Miscalculations leading to violence are entirely possible. Mutual understanding has suffered in both cases, replaced by US recourse to sanctions against Russia and warnings to China via gunship diplomacy. Predictably, Vladimir Putin and Xi Jinping have responded in kind.
Law, Secrets, and Ethics
The use of drones has dramatically expanded, and with it the unanswered question as to their effectiveness and lawfulness. Many commentators have questioned the former on the grounds that more terrorists are created than killed by drone attacks. The same conclusion applies to Obama’s reliance on Special Forces and intelligence agents.
Also shameful is the administration’s timid response to Europe’s refugee crisis. Obama isn’t building walls, but he is only taking in a tiny number of Syrian and other refugees fleeing war. The President promised to admit around 10,000 Syrians in the current fiscal year, far more than the pitifully small number in years past. Granted, the US permanently resettles more refugees per year than any other country. But the US can afford to be far more generous, and not only with Syrians, especially since US interventions abroad have contributed to the refugee crisis. I suspect that election-year politics has everything to do with sharply limiting admissions from the Middle East.
Obama’s legacy on lawlessness extends to the undeclared wars in Afghanistan, Pakistan, and Iraq over the last eight years, and the support of Saudi Arabia’s bombing in Yemen. At the least, he has failed to uphold his promise to support the War Powers Resolution and its 60-day requirement to seek Congressional approval of the use of force. He’s repeating the disastrous Vietnam model of incremental intervention, using Special Forces “advisers,” “trainers,” drones, and other devices in lieu of major combat forces. But the scale of involvement aside, US forces are still in combat, and members of Congress on both sides of the aisle are remiss in their duties by failing to challenge the President’s succumbing to mission creep.

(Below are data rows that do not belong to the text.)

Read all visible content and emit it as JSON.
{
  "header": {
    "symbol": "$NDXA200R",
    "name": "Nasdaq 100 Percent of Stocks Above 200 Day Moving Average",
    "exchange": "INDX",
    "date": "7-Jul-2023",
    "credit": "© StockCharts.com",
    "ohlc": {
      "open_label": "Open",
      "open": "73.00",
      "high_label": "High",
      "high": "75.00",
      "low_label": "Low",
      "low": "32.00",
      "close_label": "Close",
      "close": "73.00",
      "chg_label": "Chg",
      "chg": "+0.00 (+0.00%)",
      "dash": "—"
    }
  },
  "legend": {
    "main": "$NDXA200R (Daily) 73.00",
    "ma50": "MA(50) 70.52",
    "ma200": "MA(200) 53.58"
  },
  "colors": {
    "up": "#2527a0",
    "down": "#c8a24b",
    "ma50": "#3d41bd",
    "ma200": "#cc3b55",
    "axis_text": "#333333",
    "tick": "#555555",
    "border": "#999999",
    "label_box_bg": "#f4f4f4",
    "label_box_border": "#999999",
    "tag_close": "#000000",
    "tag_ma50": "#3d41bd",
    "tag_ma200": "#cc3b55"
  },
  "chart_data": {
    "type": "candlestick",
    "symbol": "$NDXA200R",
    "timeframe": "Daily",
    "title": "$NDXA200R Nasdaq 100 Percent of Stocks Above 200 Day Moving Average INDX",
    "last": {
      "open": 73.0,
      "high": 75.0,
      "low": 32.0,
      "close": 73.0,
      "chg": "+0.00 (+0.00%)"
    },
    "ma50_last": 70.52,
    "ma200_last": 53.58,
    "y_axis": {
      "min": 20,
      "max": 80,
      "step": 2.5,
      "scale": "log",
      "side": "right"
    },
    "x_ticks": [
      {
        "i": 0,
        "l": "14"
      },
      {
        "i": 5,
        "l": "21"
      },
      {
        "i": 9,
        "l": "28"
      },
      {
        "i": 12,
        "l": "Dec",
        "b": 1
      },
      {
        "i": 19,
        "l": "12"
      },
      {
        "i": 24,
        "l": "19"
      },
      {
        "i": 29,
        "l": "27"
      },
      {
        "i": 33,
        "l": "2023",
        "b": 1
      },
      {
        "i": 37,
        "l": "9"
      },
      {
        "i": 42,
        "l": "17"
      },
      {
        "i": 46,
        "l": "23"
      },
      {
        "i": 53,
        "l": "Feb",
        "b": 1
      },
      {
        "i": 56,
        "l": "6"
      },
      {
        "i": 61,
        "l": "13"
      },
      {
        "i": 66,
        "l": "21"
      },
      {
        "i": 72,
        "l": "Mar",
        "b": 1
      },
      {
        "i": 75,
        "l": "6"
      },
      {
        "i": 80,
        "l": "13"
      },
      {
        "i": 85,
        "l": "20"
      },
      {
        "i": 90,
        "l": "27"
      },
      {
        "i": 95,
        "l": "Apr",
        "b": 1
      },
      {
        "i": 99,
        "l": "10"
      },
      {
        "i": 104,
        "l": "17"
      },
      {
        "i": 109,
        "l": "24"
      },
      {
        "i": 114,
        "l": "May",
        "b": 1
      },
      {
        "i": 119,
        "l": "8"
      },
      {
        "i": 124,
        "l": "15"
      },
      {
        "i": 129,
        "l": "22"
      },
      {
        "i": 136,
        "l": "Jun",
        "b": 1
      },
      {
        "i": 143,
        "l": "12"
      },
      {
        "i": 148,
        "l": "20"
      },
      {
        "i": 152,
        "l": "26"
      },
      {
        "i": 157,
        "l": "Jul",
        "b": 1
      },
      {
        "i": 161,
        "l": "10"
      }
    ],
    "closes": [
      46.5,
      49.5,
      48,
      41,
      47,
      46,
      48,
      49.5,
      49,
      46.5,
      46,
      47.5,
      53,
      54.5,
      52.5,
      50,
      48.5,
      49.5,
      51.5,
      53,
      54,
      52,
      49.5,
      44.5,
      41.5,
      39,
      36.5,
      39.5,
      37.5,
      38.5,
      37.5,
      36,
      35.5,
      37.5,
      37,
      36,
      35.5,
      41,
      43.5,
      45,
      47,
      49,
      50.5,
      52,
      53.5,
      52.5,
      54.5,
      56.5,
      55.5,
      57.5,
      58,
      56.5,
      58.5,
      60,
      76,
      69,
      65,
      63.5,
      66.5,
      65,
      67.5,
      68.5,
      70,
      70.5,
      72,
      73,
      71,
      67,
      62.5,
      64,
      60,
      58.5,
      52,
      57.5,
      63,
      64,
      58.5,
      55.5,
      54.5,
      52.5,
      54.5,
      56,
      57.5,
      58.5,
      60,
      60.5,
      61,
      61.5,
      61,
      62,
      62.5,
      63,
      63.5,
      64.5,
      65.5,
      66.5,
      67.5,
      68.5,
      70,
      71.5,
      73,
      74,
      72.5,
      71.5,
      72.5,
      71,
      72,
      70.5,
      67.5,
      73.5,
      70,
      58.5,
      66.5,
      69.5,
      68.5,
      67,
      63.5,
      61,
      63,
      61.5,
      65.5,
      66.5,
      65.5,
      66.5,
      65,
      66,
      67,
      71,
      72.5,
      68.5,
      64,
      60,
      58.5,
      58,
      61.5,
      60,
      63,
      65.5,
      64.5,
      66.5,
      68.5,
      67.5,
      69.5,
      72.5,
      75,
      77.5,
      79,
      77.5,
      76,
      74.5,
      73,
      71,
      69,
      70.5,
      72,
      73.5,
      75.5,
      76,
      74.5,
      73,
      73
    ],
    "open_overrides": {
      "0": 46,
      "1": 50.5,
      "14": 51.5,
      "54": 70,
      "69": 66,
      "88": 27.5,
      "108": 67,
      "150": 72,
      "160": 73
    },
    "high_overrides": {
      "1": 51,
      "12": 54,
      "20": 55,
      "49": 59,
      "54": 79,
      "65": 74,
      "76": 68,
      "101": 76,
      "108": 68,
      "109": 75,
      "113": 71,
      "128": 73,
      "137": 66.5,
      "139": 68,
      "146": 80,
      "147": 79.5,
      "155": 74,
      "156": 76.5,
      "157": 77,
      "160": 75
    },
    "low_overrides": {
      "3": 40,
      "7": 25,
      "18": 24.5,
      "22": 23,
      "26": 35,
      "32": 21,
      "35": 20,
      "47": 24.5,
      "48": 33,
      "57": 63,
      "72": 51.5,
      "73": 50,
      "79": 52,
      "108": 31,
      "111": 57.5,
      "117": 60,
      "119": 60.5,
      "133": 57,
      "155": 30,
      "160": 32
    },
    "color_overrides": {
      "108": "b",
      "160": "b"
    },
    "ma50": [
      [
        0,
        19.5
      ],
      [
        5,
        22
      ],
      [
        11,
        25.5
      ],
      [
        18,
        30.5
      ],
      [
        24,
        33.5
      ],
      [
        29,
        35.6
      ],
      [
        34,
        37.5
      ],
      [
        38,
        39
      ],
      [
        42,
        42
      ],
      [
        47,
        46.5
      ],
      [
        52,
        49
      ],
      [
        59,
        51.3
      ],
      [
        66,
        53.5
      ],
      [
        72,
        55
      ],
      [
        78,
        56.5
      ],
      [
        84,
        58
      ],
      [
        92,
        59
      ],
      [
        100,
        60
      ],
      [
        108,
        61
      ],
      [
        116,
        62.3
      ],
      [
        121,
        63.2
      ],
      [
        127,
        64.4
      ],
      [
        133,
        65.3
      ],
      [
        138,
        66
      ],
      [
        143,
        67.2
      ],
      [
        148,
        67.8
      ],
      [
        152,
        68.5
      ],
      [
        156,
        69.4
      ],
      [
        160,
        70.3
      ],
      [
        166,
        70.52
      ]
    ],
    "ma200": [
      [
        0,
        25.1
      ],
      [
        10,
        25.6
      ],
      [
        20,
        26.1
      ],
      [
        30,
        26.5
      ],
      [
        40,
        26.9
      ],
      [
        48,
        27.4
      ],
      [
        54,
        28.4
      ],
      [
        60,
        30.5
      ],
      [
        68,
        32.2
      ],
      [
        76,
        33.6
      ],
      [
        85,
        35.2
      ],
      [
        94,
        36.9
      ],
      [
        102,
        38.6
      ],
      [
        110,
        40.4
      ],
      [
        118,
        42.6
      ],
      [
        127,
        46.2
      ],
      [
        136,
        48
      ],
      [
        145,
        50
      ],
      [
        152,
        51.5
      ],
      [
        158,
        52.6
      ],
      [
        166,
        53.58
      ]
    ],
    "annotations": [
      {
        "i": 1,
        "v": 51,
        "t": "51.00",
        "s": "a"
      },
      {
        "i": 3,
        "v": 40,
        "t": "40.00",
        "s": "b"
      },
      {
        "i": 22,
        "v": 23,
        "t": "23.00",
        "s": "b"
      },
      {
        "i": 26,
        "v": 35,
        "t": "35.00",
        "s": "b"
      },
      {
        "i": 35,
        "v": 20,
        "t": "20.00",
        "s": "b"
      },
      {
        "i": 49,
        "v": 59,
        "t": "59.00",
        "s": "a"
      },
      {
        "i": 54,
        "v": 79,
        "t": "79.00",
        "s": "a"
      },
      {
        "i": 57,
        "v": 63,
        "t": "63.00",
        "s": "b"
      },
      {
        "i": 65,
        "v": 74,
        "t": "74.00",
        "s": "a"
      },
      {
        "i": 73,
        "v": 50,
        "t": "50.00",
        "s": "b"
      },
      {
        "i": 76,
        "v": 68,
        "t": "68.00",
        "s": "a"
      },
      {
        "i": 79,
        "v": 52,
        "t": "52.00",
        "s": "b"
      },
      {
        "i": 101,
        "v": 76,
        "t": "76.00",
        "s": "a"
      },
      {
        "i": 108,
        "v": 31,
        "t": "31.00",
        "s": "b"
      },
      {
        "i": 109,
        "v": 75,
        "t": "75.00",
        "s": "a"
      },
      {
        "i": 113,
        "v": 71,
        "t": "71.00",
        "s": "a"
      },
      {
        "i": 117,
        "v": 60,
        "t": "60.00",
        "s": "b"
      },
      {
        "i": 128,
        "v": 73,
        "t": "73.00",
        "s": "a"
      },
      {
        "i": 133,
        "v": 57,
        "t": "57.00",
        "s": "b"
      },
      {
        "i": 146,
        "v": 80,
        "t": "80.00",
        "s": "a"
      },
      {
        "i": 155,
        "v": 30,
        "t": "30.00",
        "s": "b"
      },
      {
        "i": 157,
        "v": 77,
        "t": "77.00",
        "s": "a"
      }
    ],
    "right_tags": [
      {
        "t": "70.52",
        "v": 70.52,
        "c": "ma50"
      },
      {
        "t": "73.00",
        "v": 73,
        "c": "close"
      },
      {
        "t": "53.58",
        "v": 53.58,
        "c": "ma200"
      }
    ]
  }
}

Obama’s tough line on whistleblowers, most notably Edward Snowden, is just the tip of the iceberg. Occasionally, his administration has surprised us by declassifying once-sensitive material, such as US support of Argentina’s “dirty war” against leftists during the Nixon-Kissinger era. But that was then. Coinciding with his declassification decision was a visit to Argentina that, according to human-rights activists, lent support to an authoritarian regime that has overturned various democratic reforms.
In Sum
Obama’s foreign policy has been long on progressive rhetoric and (engagement with Iran and Cuba excepted) short on substantive accomplishment. To be sure, we need to make allowance for the backward-looking Congress with which he has had to contend; and we should give more than a little credit to Obama for going over its head on Iran, Cuba, and climate change. But we had come to expect more, much more, from him, especially on issues of war and peace. After all, he was supposed to have learned from the George W. Bush years that you “don’t do stupid shit” and get yourself bogged down in hopeless foreign adventures. But he hasn’t learned. A foreign-policy legacy that includes a costly and irremediable quagmire in the Middle East as well as hostile relations with Russia, considerable contention with China, and very modest advances on climate change is not much to crow about. The most positive prediction I can make is that by 2020, another Clinton presidency will make us feel much better about Barack Obama’s foreign policy record.